- 5 views
When investing in mutual funds, one must choose the mutual fund schemes that best suit their financial goals and risk appetite. In addition, selecting the equity investments basis their market capitalisation is one of the selection criteria, as different market cap segments carry different risk-reward trade-offs.
As per SEBI guidelines on classifying companies into large-cap, mid-cap, and small-cap based on their market capitalisation, large-cap companies are the top 100 companies in terms of entire market capitalisation. Accordingly, the following 150 companies, i.e., companies at rank 101 to 250, are classified as mid-cap companies, while all the companies beyond the 250th rank are classified as small-cap companies.
While large-caps may be lesser volatile due to their resilience to short-term shocks in the macro environment, small-caps on the other end are relatively more volatile but, at the same time, also carry higher growth potential.
While large-cap and small-cap funds can be considered the two extremes, the mid-cap funds can be expected to be the balancing investment option between the two. As such, different types of companies and funds may be suitable to investors with varied risk profiles. Investors investing in mid-cap funds in their investment portfolio tends to benefit from the underlying growth opportunities of mid cap companies
What are Mid-cap Funds?
A mid-cap fund is a fund that invests at least 65% of its net assets in the equity and equity-related instruments of mid-cap companies. As such, the mid-cap funds continue to provide a predominant exposure to such companies, reflecting the finer points of both large-cap companies and small-cap companies, i.e., Resilience and Growth. Such companies would operate at a business cycle where the business operations are its best and with reasonable level on persistence, thus potentially boosting the fund returns over the more extended periods.

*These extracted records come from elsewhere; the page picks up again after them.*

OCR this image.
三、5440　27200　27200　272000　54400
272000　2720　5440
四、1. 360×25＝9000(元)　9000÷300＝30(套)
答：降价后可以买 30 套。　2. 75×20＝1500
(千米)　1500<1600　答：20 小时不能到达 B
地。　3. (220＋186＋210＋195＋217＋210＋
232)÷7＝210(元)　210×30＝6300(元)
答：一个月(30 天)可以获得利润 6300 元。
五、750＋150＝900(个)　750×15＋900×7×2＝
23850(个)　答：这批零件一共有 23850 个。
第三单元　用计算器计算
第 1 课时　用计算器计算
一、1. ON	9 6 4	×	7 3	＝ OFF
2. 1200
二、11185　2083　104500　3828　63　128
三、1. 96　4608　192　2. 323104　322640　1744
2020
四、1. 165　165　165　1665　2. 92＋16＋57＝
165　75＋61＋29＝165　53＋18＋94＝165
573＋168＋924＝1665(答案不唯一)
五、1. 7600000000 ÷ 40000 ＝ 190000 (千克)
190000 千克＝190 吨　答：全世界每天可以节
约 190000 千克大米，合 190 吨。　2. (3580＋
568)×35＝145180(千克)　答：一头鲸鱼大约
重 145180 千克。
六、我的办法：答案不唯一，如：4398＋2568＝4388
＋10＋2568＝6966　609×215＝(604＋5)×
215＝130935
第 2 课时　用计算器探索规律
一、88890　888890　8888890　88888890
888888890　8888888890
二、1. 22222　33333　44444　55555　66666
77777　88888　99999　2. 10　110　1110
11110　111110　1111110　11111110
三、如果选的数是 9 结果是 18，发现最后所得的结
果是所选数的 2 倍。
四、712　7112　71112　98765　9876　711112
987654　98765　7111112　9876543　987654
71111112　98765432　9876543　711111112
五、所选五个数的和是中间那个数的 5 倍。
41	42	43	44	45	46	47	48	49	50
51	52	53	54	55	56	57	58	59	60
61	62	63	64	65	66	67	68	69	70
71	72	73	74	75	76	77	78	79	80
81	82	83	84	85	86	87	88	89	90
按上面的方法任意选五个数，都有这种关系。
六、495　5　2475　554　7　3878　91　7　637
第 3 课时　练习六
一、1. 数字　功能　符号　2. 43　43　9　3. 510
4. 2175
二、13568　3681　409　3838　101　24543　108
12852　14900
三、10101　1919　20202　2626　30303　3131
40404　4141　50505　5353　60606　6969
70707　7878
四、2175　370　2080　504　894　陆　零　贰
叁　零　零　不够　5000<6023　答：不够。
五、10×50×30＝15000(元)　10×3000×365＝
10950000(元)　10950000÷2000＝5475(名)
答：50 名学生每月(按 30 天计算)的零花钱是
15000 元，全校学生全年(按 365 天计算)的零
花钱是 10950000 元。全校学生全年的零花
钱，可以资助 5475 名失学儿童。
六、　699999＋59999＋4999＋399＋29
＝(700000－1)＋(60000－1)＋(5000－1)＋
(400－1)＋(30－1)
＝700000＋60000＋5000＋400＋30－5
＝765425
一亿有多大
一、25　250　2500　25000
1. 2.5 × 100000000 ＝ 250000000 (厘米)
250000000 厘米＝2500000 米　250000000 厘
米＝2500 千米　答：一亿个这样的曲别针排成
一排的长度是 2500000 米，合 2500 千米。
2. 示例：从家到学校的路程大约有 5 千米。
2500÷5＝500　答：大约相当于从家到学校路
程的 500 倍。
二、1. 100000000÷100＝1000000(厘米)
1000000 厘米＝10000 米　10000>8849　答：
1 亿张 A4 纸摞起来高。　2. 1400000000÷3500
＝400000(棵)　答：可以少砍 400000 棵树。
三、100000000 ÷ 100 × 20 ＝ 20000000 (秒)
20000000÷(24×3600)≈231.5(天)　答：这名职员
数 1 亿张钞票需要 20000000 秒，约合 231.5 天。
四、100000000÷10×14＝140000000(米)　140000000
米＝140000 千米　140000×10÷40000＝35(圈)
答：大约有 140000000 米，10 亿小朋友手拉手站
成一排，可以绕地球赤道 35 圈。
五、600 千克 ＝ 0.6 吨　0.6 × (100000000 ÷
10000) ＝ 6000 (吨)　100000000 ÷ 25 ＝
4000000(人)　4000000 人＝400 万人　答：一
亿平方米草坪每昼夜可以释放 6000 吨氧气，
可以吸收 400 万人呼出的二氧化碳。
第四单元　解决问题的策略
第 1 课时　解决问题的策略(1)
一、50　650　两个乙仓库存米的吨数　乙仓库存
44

Due to such funds' inherent advantages, mid-cap funds enjoy a 12% share amongst all the open-ended equity fund categories with Assets Under Management (AUM) of Rs. 1.47 lakh crores as of August 31, 2021. Such funds have an average investment of Rs. 1.91 lakhs per folio in around 75 lakh investor folios, as against the average investment of Rs. 1.63 lakh in all open-ended equity funds
Data source: Association of Mutual Funds in India – AMFI
Who should invest in Mid-cap Funds?
Mid-cap companies may often be those who have grown from being small-cap companies and heading towards being large-cap. As such, the investors may aim to capitalise on the growth potential of such companies and invest in mid-cap funds. Equities may be volatile over the short term, and thus, the ideal investment horizon for investing in mid-cap funds is five years or more.
Taxation on returns of Mid-cap Funds
Since mid-cap funds invest at least 65% of their net assets in equity and equity-related instruments, such funds can be classified as equity-oriented funds under the tax laws. When the investment value has increased against the investment amount, such appreciation is taxed as capital gains at the time of actual realisation by the investor.
When such gains are earned from investments held for less than 12 months, the gains are classified as Short-Term Capital Gains (STCG) and taxed at 15% (plus applicable cess and surcharge). However, if the holding period is 12 months or more, the gains are classified as Long-Term Capital Gains (LTCG) and taxed at 10% (plus applicable cess and surcharge). Further, investors also enjoy an exemption of up to Rs. 1 lakh per year towards Long Term Capital Gains from the sale/ redemption of equity shares and equity-oriented mutual funds taken together.
If the investor has invested under "Payout of income distribution cum Capital Withdrawal," the investors may also receive distributed income from such funds. Such income is taxed at the regular tax rates as applicable and is also subject to 10% TDS (Tax Deduction at Source) if the dividend income from any mutual fund is more than Rs. 5,000.
Note: The tax provisions, as mentioned in the article, are for illustrative purposes only and are updated as per the Union Budget 2021 passed by the Parliament. The tax rates for capital gains will be as per the tax laws applicable on the date of redemption/ sale and not on the date of investment.